The aerospace vertical is already operationally profitable, driven by improving EBITDA margins. SBI Securities added that debt reduction through IPO proceeds will majorly lower interest costs and push the company toward PAT-level profitability. At the upper price band of ₹124, the stock is valued at 8.7x EV/Sales on a post-issue basis.
Anand Rathi - Subscribe For Long-Term
Anand Rathi said the company is working to deepen wallet share with existing aerospace clients by moving up the value chain while also expanding its customer base. It also aims to scale its consumer electronics business by leveraging aerospace-grade capabilities.
The brokerage sees meaningful long-term potential, though smooth execution will be crucial. It has rated the IPO 'Subscribe - Long Term,' adding that valuations appear full.
Angel One - Subscribe With Caution
At the upper band, Aequs is valued at 9.94x P/B since negative earnings make P/E irrelevant. The brokerage said the valuation reflects the company's integrated ecosystem, strong asset base, long-cycle growth opportunity and high entry-barrier business model.
However, high leverage, continued losses and the use of most IPO proceeds for debt repayment temper near-term appeal. It has tagged the issue as 'Subscribe with Caution' for long-term investors.
IPO details
Aequs has fixed a price band of ₹118-124 per share. The grey market premium is around 38%. The minimum bid size is 120 shares and in multiples thereafter.

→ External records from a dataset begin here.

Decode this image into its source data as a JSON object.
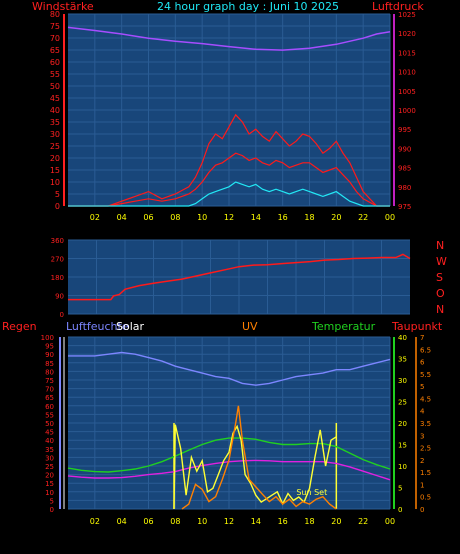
{
  "header": {
    "left": "Windstärke",
    "title": "24 hour graph day : Juni 10 2025",
    "right": "Luftdruck"
  },
  "x_ticks": [
    "02",
    "04",
    "06",
    "08",
    "10",
    "12",
    "14",
    "16",
    "18",
    "20",
    "22",
    "00"
  ],
  "colors": {
    "background": "#000000",
    "panel": "#18467a",
    "grid": "#2a5c94",
    "tick_text": "#ffff00",
    "wind_axis": "#ff2020",
    "pressure_axis": "#c020c0",
    "wind": "#ff1a1a",
    "gust": "#ff1a1a",
    "avg_wind": "#22e8f5",
    "pressure": "#a64dff",
    "direction": "#ff1a1a",
    "humidity": "#7c86ff",
    "solar_axis": "#ffffff",
    "uv": "#ff8000",
    "temperature": "#20d020",
    "dewpoint": "#e020e0",
    "solar": "#ffff33",
    "sunrise_line": "#ffff33"
  },
  "chart_data": [
    {
      "type": "line",
      "name": "wind-and-pressure",
      "x_unit": "hour",
      "xlim": [
        0,
        24
      ],
      "left_axis": {
        "title": "Windstärke",
        "ticks": [
          0,
          5,
          10,
          15,
          20,
          25,
          30,
          35,
          40,
          45,
          50,
          55,
          60,
          65,
          70,
          75,
          80
        ],
        "ylim": [
          0,
          80
        ]
      },
      "right_axis": {
        "title": "Luftdruck",
        "ticks": [
          975,
          980,
          985,
          990,
          995,
          1000,
          1005,
          1010,
          1015,
          1020,
          1025
        ],
        "ylim": [
          975,
          1025
        ]
      },
      "series": [
        {
          "key": "gust",
          "axis": "left",
          "color": "#ff1a1a",
          "x": [
            0,
            1,
            2,
            3,
            4,
            5,
            6,
            7,
            8,
            9,
            9.5,
            10,
            10.5,
            11,
            11.5,
            12,
            12.5,
            13,
            13.5,
            14,
            14.5,
            15,
            15.5,
            16,
            16.5,
            17,
            17.5,
            18,
            18.5,
            19,
            19.5,
            20,
            20.5,
            21,
            21.5,
            22,
            23,
            24
          ],
          "values": [
            0,
            0,
            0,
            0,
            2,
            4,
            6,
            3,
            5,
            8,
            12,
            18,
            26,
            30,
            28,
            33,
            38,
            35,
            30,
            32,
            29,
            27,
            31,
            28,
            25,
            27,
            30,
            29,
            26,
            22,
            24,
            27,
            22,
            18,
            12,
            6,
            0,
            0
          ]
        },
        {
          "key": "wind",
          "axis": "left",
          "color": "#ff1a1a",
          "x": [
            0,
            1,
            2,
            3,
            4,
            5,
            6,
            7,
            8,
            9,
            9.5,
            10,
            10.5,
            11,
            11.5,
            12,
            12.5,
            13,
            13.5,
            14,
            14.5,
            15,
            15.5,
            16,
            16.5,
            17,
            17.5,
            18,
            18.5,
            19,
            19.5,
            20,
            20.5,
            21,
            21.5,
            22,
            23,
            24
          ],
          "values": [
            0,
            0,
            0,
            0,
            1,
            2,
            3,
            2,
            3,
            5,
            7,
            10,
            14,
            17,
            18,
            20,
            22,
            21,
            19,
            20,
            18,
            17,
            19,
            18,
            16,
            17,
            18,
            18,
            16,
            14,
            15,
            16,
            13,
            10,
            6,
            3,
            0,
            0
          ]
        },
        {
          "key": "avg_wind",
          "axis": "left",
          "color": "#22e8f5",
          "x": [
            0,
            9,
            9.5,
            10,
            10.5,
            11,
            11.5,
            12,
            12.5,
            13,
            13.5,
            14,
            14.5,
            15,
            15.5,
            16,
            16.5,
            17,
            17.5,
            18,
            18.5,
            19,
            19.5,
            20,
            20.5,
            21,
            22,
            24
          ],
          "values": [
            0,
            0,
            1,
            3,
            5,
            6,
            7,
            8,
            10,
            9,
            8,
            9,
            7,
            6,
            7,
            6,
            5,
            6,
            7,
            6,
            5,
            4,
            5,
            6,
            4,
            2,
            0,
            0
          ]
        },
        {
          "key": "pressure",
          "axis": "right",
          "color": "#a64dff",
          "x": [
            0,
            2,
            4,
            6,
            8,
            10,
            12,
            14,
            16,
            18,
            20,
            22,
            23,
            24
          ],
          "values": [
            1021.5,
            1020.7,
            1019.8,
            1018.7,
            1017.9,
            1017.3,
            1016.5,
            1015.8,
            1015.6,
            1016.1,
            1017.1,
            1018.7,
            1019.8,
            1020.4
          ]
        }
      ]
    },
    {
      "type": "scatter",
      "name": "wind-direction",
      "x_unit": "hour",
      "xlim": [
        0,
        24
      ],
      "left_axis": {
        "ticks": [
          0,
          90,
          180,
          270,
          360
        ],
        "ylim": [
          0,
          360
        ]
      },
      "right_labels": [
        "N",
        "W",
        "S",
        "O",
        "N"
      ],
      "series": [
        {
          "key": "direction",
          "color": "#ff1a1a",
          "x": [
            0,
            1,
            2,
            3,
            3.2,
            3.6,
            4,
            5,
            6,
            7,
            8,
            9,
            10,
            11,
            12,
            13,
            14,
            15,
            16,
            17,
            18,
            19,
            20,
            21,
            22,
            23,
            23.5,
            24
          ],
          "values": [
            70,
            70,
            70,
            70,
            88,
            95,
            120,
            138,
            150,
            160,
            170,
            185,
            200,
            215,
            230,
            238,
            240,
            245,
            250,
            255,
            262,
            265,
            270,
            272,
            275,
            275,
            290,
            270
          ]
        }
      ]
    },
    {
      "type": "line",
      "name": "weather",
      "x_unit": "hour",
      "xlim": [
        0,
        24
      ],
      "left_axis_regen": {
        "title": "Regen",
        "ticks": [
          0,
          5,
          10,
          15,
          20,
          25,
          30,
          35,
          40,
          45,
          50,
          55,
          60,
          65,
          70,
          75,
          80,
          85,
          90,
          95,
          100
        ],
        "ylim": [
          0,
          100
        ]
      },
      "left_axis_humidity": {
        "title": "Luftfeuchte",
        "ylim": [
          0,
          100
        ]
      },
      "solar_label": "Solar",
      "uv_label": "UV",
      "right_axis_temperature": {
        "title": "Temperatur",
        "ticks": [
          0,
          5,
          10,
          15,
          20,
          25,
          30,
          35,
          40
        ],
        "ylim": [
          0,
          40
        ]
      },
      "right_axis_dewpoint": {
        "title": "Taupunkt",
        "ticks": [
          0,
          0.5,
          1,
          1.5,
          2,
          2.5,
          3,
          3.5,
          4,
          4.5,
          5,
          5.5,
          6,
          6.5,
          7
        ],
        "ylim": [
          0,
          7
        ]
      },
      "sunrise_hour": 7.9,
      "sunset_hour": 20,
      "sunset_label": "Sun Set",
      "series": [
        {
          "key": "humidity",
          "axis": "humidity",
          "color": "#7c86ff",
          "x": [
            0,
            1,
            2,
            3,
            4,
            5,
            6,
            7,
            8,
            9,
            10,
            11,
            12,
            13,
            14,
            15,
            16,
            17,
            18,
            19,
            20,
            21,
            22,
            23,
            24
          ],
          "values": [
            89,
            89,
            89,
            90,
            91,
            90,
            88,
            86,
            83,
            81,
            79,
            77,
            76,
            73,
            72,
            73,
            75,
            77,
            78,
            79,
            81,
            81,
            83,
            85,
            87
          ]
        },
        {
          "key": "temperature",
          "axis": "temperature",
          "color": "#20d020",
          "x": [
            0,
            1,
            2,
            3,
            4,
            5,
            6,
            7,
            8,
            9,
            10,
            11,
            12,
            13,
            14,
            15,
            16,
            17,
            18,
            19,
            20,
            21,
            22,
            23,
            24
          ],
          "values": [
            9.5,
            9.0,
            8.7,
            8.6,
            8.9,
            9.3,
            10.0,
            11.0,
            12.3,
            13.7,
            15.0,
            16.0,
            16.5,
            16.5,
            16.2,
            15.5,
            15.0,
            15.0,
            15.2,
            15.2,
            14.5,
            13.0,
            11.5,
            10.3,
            9.3
          ]
        },
        {
          "key": "dewpoint",
          "axis": "temperature",
          "color": "#e020e0",
          "x": [
            0,
            1,
            2,
            3,
            4,
            5,
            6,
            7,
            8,
            9,
            10,
            11,
            12,
            13,
            14,
            15,
            16,
            17,
            18,
            19,
            20,
            21,
            22,
            23,
            24
          ],
          "values": [
            7.7,
            7.4,
            7.2,
            7.2,
            7.3,
            7.6,
            8.0,
            8.3,
            8.7,
            9.5,
            10.1,
            10.6,
            11.0,
            11.2,
            11.3,
            11.2,
            11.0,
            11.0,
            11.0,
            11.0,
            10.6,
            9.8,
            8.8,
            7.8,
            6.8
          ]
        },
        {
          "key": "solar",
          "axis": "regen",
          "color": "#ffff33",
          "x": [
            7.9,
            8,
            8.4,
            8.8,
            9.2,
            9.6,
            10,
            10.4,
            10.8,
            11.2,
            11.6,
            12,
            12.3,
            12.6,
            12.9,
            13.2,
            13.6,
            14,
            14.4,
            14.8,
            15.2,
            15.6,
            16,
            16.4,
            16.8,
            17.2,
            17.6,
            18,
            18.4,
            18.8,
            19.2,
            19.6,
            20
          ],
          "values": [
            0,
            49,
            35,
            8,
            30,
            22,
            28,
            10,
            12,
            20,
            28,
            33,
            44,
            48,
            40,
            20,
            15,
            8,
            4,
            6,
            8,
            10,
            3,
            9,
            5,
            7,
            4,
            12,
            30,
            46,
            25,
            40,
            42
          ]
        },
        {
          "key": "uv",
          "axis": "dewpoint",
          "color": "#ff8000",
          "x": [
            8.5,
            9,
            9.5,
            10,
            10.5,
            11,
            11.5,
            12,
            12.5,
            12.7,
            13,
            13.5,
            14,
            14.5,
            15,
            15.5,
            16,
            16.5,
            17,
            17.5,
            18,
            18.5,
            19,
            19.5,
            20
          ],
          "values": [
            0,
            0.2,
            1.0,
            0.8,
            0.3,
            0.5,
            1.2,
            2.0,
            3.5,
            4.2,
            2.8,
            1.2,
            0.9,
            0.6,
            0.3,
            0.5,
            0.2,
            0.4,
            0.1,
            0.3,
            0.2,
            0.4,
            0.5,
            0.2,
            0
          ]
        }
      ]
    }
  ]
}
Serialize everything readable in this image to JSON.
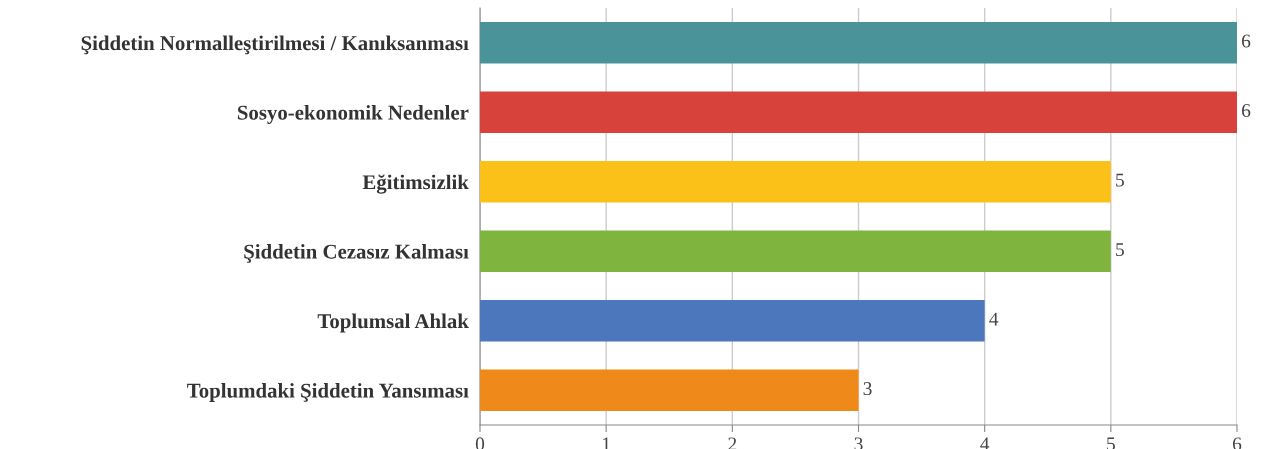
{
  "chart_data": {
    "type": "bar",
    "orientation": "horizontal",
    "categories": [
      "Şiddetin Normalleştirilmesi / Kanıksanması",
      "Sosyo-ekonomik Nedenler",
      "Eğitimsizlik",
      "Şiddetin Cezasız Kalması",
      "Toplumsal Ahlak",
      "Toplumdaki Şiddetin Yansıması"
    ],
    "values": [
      6,
      6,
      5,
      5,
      4,
      3
    ],
    "colors": [
      "#4a9399",
      "#d7433b",
      "#fcc118",
      "#7fb53f",
      "#4d77bd",
      "#ef8a1a"
    ],
    "xlim": [
      0,
      6
    ],
    "xticks": [
      0,
      1,
      2,
      3,
      4,
      5,
      6
    ],
    "grid": "x",
    "data_labels": true
  }
}
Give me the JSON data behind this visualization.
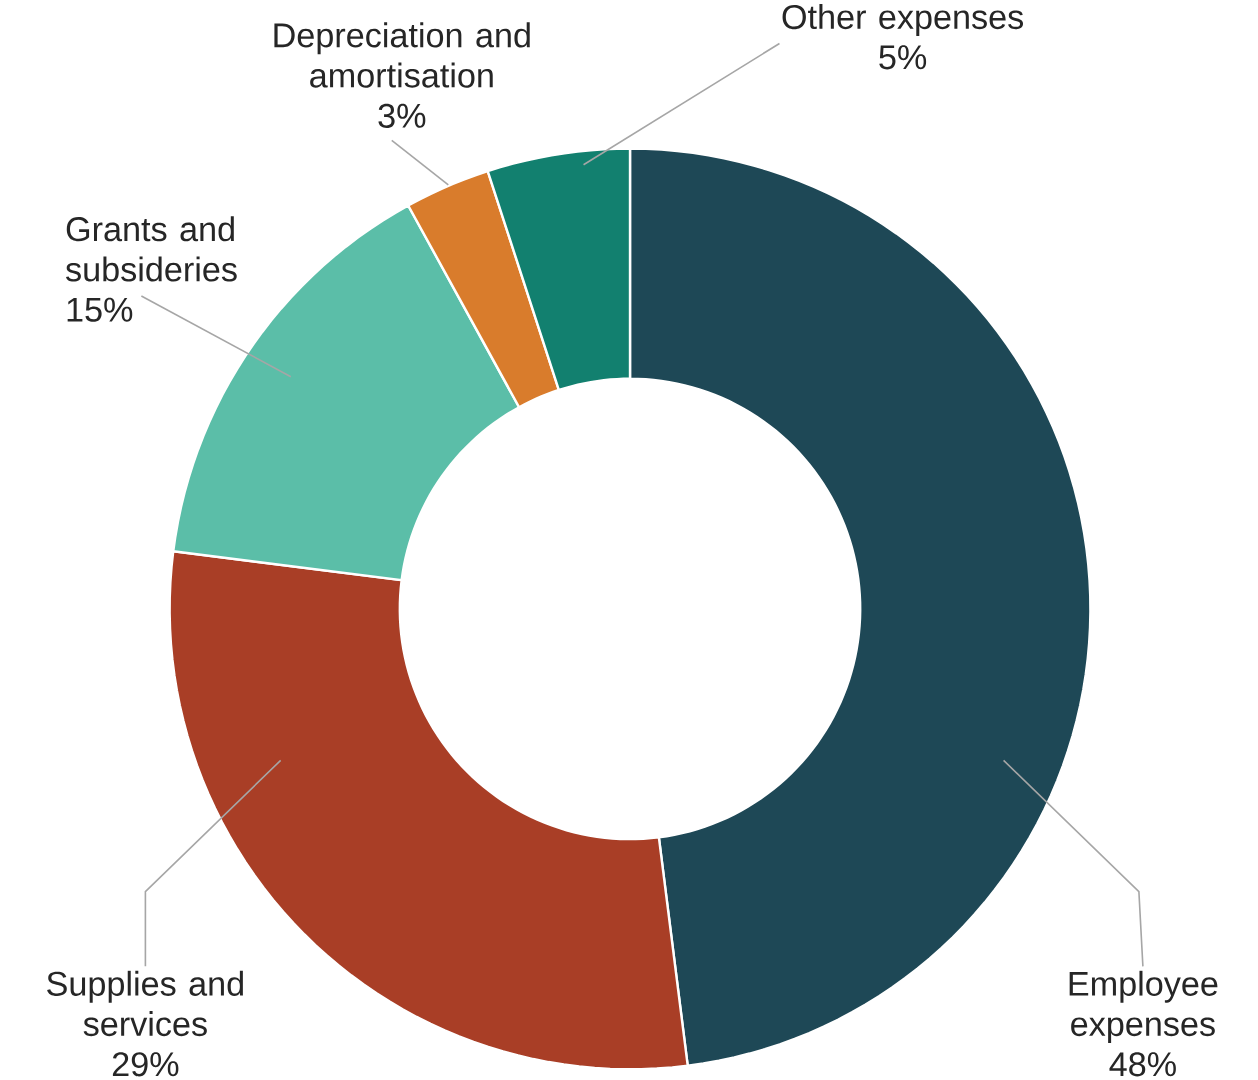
{
  "chart_data": {
    "type": "donut",
    "categories": [
      "Employee expenses",
      "Supplies and services",
      "Grants and subsideries",
      "Depreciation and amortisation",
      "Other expenses"
    ],
    "values": [
      48,
      29,
      15,
      3,
      5
    ],
    "value_labels": [
      "48%",
      "29%",
      "15%",
      "3%",
      "5%"
    ],
    "colors": [
      "#1e4856",
      "#a93e26",
      "#5bbea8",
      "#d97c2c",
      "#12806f"
    ]
  }
}
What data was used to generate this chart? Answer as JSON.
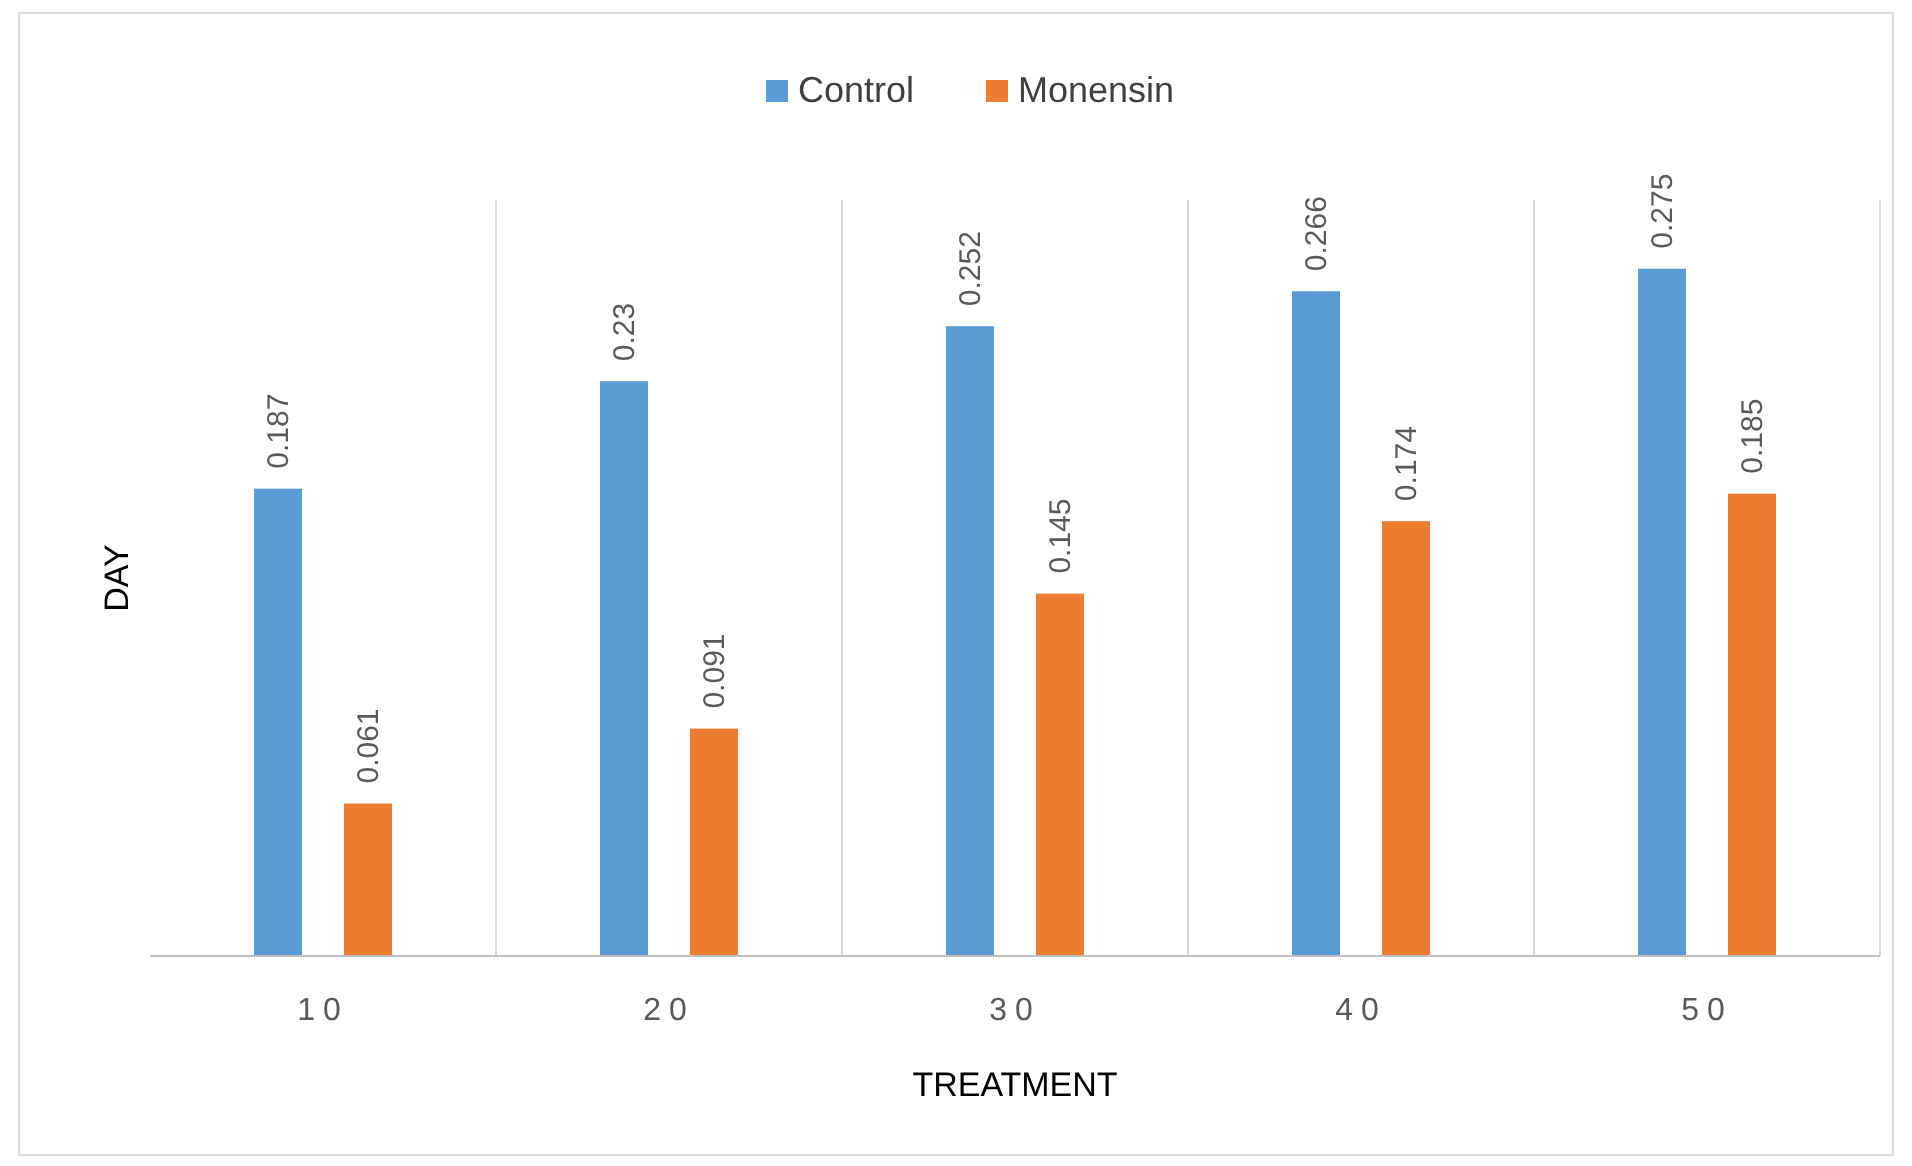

The IPO includes a fresh issue of 5.40 crore shares worth ₹670 crore and an OFS of 2.03 crore shares amounting to ₹251.81 crore.
Promoter entities Melligeri Private Family Foundation and Aequs Manufacturing Investments Pvt Ltd are part of the selling shareholders.
Selling shareholders in the IPO include Amicus Capital, Vasundhara Dempo Family Private Trust, Girija Dempo Family Private Trust, and individual shareholders Ravindra Mariwala and Raman Subramanian.
The company's promoter, Aravind Shivaputrappa Melligeri, serves as executive chairman and CEO.
Aequs is backed by investors such as Amicus Capital, Amansa Investments, Steadview Capital Mauritius, Catamaran Ekam and Sparta Group, which together hold 25.54% of its pre-IPO outstanding equity
Net proceeds will be used for debt repayment at two subsidiaries, AeroStructures Manufacturing India and Aequs Consumer Products, along with machinery purchases, acquisitions, strategic initiatives and general corporate purposes.
Aequs positions itself as India's only precision component manufacturer operating within a single SEZ with fully integrated aerospace manufacturing capabilities. It supplies components for engine systems, landing systems, cargo and interiors, structures, assemblies and turning.
Financially, losses for the six months ended September 2025 narrowed to ₹17 crore from ₹71.7 crore a year earlier, while revenue rose 17% to ₹537.2 crore.
However, for FY25, losses widened to ₹102.3 crore versus ₹10.8 crore the previous year, with revenue slipping to ₹924.6 crore from ₹965 crore.
JM Financial, IIFL Capital and Kotak Mahindra Capital are the book-running lead managers.
The shares will list on the BSE and NSE, with a tentative listing date of December 10.